Saturday, January 19, 2013

Welcome to Breeding Season in Daintree

After a long absence, the Daintree News blog is up and running again!

Queensland's Wet Tropics are, without doubt, Australia's best wildlife-watching locations with the rich biodiversity that is unique to the tropics. Ranging from sea-level to 900m, there is a diverse range of habitats.

Daintree, on the coastal lowlands and ranges, has some of the oldest and richest rainforest in the world and is home to a great variety of birds, mammals, reptiles and insects.
Birds and birdwatching are a major focus of the region with birders from around the world visiting to see a huge diversity of species in convenient and comfortable conditions.

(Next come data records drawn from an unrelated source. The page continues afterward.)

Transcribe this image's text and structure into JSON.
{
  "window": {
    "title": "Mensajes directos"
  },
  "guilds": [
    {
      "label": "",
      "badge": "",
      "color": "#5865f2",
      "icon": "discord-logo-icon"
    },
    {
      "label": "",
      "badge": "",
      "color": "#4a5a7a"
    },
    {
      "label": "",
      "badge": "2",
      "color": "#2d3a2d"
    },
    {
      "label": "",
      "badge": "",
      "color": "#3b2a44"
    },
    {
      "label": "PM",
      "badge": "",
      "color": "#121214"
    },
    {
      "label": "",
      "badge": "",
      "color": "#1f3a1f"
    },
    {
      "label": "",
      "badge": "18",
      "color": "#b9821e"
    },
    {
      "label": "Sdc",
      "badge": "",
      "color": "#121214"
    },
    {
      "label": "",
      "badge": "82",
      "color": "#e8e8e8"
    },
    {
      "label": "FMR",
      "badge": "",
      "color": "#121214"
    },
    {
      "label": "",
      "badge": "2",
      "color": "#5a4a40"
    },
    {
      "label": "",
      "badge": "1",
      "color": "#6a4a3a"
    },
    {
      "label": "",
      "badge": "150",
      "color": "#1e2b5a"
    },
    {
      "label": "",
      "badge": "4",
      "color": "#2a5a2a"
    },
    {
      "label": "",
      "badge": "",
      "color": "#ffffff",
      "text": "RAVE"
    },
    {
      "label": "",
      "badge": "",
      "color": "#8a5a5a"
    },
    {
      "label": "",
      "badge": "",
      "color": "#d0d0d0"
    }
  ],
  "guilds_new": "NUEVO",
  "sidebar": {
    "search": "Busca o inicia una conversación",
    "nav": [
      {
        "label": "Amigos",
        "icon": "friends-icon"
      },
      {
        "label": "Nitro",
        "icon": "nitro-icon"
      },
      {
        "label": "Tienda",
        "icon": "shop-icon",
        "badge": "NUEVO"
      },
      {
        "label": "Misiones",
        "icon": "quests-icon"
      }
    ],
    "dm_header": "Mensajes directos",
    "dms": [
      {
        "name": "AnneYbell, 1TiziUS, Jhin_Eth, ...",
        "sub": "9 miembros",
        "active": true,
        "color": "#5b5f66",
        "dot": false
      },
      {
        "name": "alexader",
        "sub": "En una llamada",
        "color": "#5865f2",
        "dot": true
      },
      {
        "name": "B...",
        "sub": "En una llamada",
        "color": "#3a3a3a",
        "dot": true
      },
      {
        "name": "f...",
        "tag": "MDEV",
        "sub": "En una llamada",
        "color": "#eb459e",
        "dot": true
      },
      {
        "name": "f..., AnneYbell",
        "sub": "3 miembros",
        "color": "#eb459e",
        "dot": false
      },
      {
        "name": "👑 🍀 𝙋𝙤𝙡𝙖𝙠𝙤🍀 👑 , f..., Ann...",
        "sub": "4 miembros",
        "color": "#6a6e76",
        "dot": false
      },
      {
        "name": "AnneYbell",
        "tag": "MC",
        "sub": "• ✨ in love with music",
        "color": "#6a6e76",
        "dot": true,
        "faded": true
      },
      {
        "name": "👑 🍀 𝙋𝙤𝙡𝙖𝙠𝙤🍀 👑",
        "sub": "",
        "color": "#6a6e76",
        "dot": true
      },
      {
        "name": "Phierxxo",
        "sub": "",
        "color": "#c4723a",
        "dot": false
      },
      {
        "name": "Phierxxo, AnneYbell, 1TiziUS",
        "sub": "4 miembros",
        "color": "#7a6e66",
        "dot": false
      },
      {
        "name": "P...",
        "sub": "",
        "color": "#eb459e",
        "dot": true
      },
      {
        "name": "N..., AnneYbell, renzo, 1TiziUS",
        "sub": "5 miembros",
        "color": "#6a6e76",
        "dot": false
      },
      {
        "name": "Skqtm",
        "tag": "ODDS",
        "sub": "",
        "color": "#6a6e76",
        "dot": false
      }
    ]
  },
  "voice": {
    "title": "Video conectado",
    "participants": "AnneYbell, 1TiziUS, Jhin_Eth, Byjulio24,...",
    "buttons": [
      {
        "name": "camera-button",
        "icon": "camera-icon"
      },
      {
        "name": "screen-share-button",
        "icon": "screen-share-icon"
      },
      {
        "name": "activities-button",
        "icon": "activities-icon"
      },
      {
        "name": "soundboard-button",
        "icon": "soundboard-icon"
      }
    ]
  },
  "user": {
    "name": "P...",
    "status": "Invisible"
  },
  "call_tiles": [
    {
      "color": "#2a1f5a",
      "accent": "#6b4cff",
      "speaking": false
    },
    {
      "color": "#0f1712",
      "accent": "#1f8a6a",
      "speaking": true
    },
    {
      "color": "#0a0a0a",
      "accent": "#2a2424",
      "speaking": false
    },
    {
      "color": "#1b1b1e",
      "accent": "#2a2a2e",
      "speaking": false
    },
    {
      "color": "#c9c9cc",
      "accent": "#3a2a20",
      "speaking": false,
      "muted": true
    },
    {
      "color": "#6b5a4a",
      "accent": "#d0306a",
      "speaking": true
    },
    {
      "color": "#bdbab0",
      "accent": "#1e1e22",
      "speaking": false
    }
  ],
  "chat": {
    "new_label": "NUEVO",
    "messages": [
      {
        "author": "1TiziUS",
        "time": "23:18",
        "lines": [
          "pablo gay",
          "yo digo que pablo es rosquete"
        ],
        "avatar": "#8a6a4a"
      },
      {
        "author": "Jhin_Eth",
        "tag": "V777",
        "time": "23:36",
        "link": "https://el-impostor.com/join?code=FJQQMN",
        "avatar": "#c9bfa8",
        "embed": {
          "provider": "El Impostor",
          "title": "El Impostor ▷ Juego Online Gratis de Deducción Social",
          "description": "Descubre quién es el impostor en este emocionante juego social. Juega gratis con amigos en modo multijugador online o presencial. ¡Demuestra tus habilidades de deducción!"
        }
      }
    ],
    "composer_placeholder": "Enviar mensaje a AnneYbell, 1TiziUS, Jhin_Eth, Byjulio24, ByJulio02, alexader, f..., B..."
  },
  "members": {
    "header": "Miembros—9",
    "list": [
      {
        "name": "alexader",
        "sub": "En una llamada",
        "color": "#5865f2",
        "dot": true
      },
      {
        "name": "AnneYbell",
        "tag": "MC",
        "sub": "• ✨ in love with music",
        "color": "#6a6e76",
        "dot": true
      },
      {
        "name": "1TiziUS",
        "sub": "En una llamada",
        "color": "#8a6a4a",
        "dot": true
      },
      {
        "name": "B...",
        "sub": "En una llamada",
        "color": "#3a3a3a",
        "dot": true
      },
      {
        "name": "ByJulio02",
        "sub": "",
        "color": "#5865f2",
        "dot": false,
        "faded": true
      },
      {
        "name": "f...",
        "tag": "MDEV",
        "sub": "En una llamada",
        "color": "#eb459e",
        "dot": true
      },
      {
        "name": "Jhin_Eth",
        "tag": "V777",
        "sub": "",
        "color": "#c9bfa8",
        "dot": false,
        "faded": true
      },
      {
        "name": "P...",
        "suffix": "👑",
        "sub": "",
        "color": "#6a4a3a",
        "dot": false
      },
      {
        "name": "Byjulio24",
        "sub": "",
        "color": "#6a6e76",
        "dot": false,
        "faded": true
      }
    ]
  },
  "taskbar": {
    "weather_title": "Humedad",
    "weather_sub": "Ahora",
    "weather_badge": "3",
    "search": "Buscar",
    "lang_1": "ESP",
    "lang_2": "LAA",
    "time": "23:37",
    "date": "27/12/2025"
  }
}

As the 'Wet Season' approaches many local birds are finishing their breeding season, nesting at a time when flowers, fruit and insects are plentiful in the rainforest, and before rainy conditions make it difficult to raise a family. Black Bittern, Shining Flycatcher and Papuan Frogmouth chicks have mostly fledged. These all nest in trees on the banks of the Daintree River and it's best to be gone before the river floods.

Papuan Fogmouth (S.Isoe)

Others, like the Wompoo Fruit-Dove, are more likely to breed outside their main nesting season. This pair have been building their somewhat-flimsy nest in the past week. They appear to have chosen a sheltered spot, so should be successful.

Wompoo Fruit-Dove (A.Forsyth)

One of the great breeding success stories are the Metallic Starlings who migrate from New Guinea in huge numbers in August each year to breed. Their nesting colonies are massed in often-huge trees and are used year after year. They are communal nesters and can raise two, or sometimes three, broods in a season..
Adapting well to urban life, the following photo is of nesting colony in one of several palms in the carpark at Smithfield Shopping Centre.